Is there a known fix for these Electron/Window memory leaks and high baseline CPU during idle time?

Steps to Reproduce

Open Cursor with a regular project.

Leave the IDE in the background/idle for an hour.

Check Windows Task Manager vs. Cursor’s Process Explorer.

Expected Behavior

When the IDE is completely idle and in the background for an extended period, CPU usage should drop to near 0%-1%. Background processes (like terminals or indexing) should gracefully sleep or pause, and RAM usage should remain stable without leaking.

Screenshots / Screen Recordings

Operating System

Windows 10/11

Version Information

Version: 3.0.12 (user setup)
VSCode Version: 1.105.1
Commit: a80ff7dfcaa45d7750f6e30be457261379c29b00
Date: 2026-04-04T00:13:18.452Z
Layout: editor
Build Type: Stable
Release Track: Default
Electron: 39.8.1
Chromium: 142.0.7444.265
Node.js: 22.22.1
V8: 14.2.231.22-electron.0
OS: Windows_NT x64 10.0.26200

Does this stop you from using Cursor

No - Cursor works, but with this issue

1 Like

Hey, thanks for the report and the Process Explorer screenshot, it’s really helpful.

I can see the main load is coming from two window renderer processes: one at 11% CPU / 632 MB, the other at 6% CPU / 536 MB. Terminals and extensionHost don’t seem to be the cause here, you’re right.

This is a known issue with renderer processes and the team is aware.
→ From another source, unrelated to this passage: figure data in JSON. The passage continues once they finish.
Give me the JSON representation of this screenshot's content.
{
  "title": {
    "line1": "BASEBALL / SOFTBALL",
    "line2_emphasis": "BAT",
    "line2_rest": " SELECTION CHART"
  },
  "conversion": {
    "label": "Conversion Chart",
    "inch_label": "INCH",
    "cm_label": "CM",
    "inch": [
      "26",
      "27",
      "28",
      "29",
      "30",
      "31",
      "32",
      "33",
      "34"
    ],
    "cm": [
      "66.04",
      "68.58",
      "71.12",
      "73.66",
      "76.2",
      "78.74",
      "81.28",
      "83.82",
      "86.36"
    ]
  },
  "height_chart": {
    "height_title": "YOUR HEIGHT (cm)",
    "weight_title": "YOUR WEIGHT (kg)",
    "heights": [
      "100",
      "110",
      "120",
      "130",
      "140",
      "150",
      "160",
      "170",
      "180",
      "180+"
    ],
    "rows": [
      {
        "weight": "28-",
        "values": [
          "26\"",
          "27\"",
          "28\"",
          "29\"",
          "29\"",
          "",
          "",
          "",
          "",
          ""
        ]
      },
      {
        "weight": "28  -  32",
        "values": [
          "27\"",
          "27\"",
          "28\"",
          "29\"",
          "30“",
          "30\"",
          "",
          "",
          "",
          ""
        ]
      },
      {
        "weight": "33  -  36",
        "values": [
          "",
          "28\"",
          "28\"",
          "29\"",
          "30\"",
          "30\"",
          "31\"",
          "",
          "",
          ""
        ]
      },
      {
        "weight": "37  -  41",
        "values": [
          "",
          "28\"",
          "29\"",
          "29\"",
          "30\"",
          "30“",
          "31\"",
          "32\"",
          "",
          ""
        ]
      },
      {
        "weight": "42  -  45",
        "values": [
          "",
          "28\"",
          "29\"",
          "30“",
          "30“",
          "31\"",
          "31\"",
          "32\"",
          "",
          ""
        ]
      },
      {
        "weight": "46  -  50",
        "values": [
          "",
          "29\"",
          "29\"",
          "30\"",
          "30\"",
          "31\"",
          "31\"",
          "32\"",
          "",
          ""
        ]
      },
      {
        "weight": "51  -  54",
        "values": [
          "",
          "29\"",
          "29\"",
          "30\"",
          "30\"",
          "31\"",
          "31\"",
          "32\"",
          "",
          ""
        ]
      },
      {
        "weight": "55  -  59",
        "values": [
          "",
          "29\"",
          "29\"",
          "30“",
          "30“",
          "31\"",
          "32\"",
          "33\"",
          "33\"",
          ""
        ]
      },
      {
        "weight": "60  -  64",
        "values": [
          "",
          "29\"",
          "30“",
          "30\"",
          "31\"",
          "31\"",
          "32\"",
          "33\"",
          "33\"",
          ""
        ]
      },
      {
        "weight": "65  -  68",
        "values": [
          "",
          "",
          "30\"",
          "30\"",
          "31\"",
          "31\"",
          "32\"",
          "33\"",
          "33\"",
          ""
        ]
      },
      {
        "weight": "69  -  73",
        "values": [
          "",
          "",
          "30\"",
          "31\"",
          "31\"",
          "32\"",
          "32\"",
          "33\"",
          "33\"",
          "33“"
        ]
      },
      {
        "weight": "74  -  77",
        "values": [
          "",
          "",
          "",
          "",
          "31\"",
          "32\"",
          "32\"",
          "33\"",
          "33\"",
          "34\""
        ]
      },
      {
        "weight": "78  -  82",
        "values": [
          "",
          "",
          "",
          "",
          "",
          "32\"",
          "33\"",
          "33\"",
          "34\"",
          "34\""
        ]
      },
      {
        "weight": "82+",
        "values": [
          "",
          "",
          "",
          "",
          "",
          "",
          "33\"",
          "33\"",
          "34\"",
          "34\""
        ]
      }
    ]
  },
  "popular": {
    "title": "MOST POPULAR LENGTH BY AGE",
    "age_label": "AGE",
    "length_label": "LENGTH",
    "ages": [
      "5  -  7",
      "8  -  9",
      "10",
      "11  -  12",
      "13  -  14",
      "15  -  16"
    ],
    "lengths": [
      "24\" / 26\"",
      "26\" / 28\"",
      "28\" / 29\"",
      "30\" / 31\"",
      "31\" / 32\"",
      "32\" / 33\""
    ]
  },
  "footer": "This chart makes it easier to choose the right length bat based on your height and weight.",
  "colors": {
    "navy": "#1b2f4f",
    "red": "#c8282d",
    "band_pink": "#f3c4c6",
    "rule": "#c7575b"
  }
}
There’s no ETA right now, but your report helps with prioritization.

A few questions and workarounds:

  1. You have 3 terminals open, try closing the ones you’re not using. They don’t use much CPU by themselves, but they can still affect the renderer.

  2. Run Developer: Reload Window. Like you noticed, it resets the load. I’d recommend doing this from time to time, especially after long sessions.

  3. Try closing the second Cursor window if you have one open, so you can remove the second window process at 536 MB / 6% CPU.

  4. Check the History (Mem) tab in Process Explorer. If the window process RAM keeps growing over time without stopping, that would confirm a leak. A screenshot from there would help.

Let me know how it goes.

Thanks for the reply and for confirming this is a known issue.

I want to emphasize that from a user perspective, this bug feels borderline critical. Because it happens constantly in the background, it completely drains my laptop’s battery, forces the fans to spin loudly all the time (which is highly distracting), and honestly, the resource consumption is so aggressive it almost feels like a botnet or malware. It makes working unplugged nearly impossible.

Regarding your points:

  1. The second window: The second “window” process you noticed is NOT a second Cursor IDE instance. It’s actually the Process Explorer window itself! I only have one single project/window open.

  2. Reloading the window: Running Developer: Reload Window temporarily drops the CPU, but the moment I touch or interact with the editor even slightly, the usage immediately spikes back up to the same high levels and stays there. It’s not a sustainable workaround.

  3. Memory History: Attached is the History (Mem) screenshot. As you can see, it doesn’t look like a classic memory leak (it’s not growing infinitely over time). Instead, it just hits a massive baseline of ~2.5GB and aggressively holds onto it, never releasing resources even when completely idle.

I really hope this context helps the team prioritize a fix soon.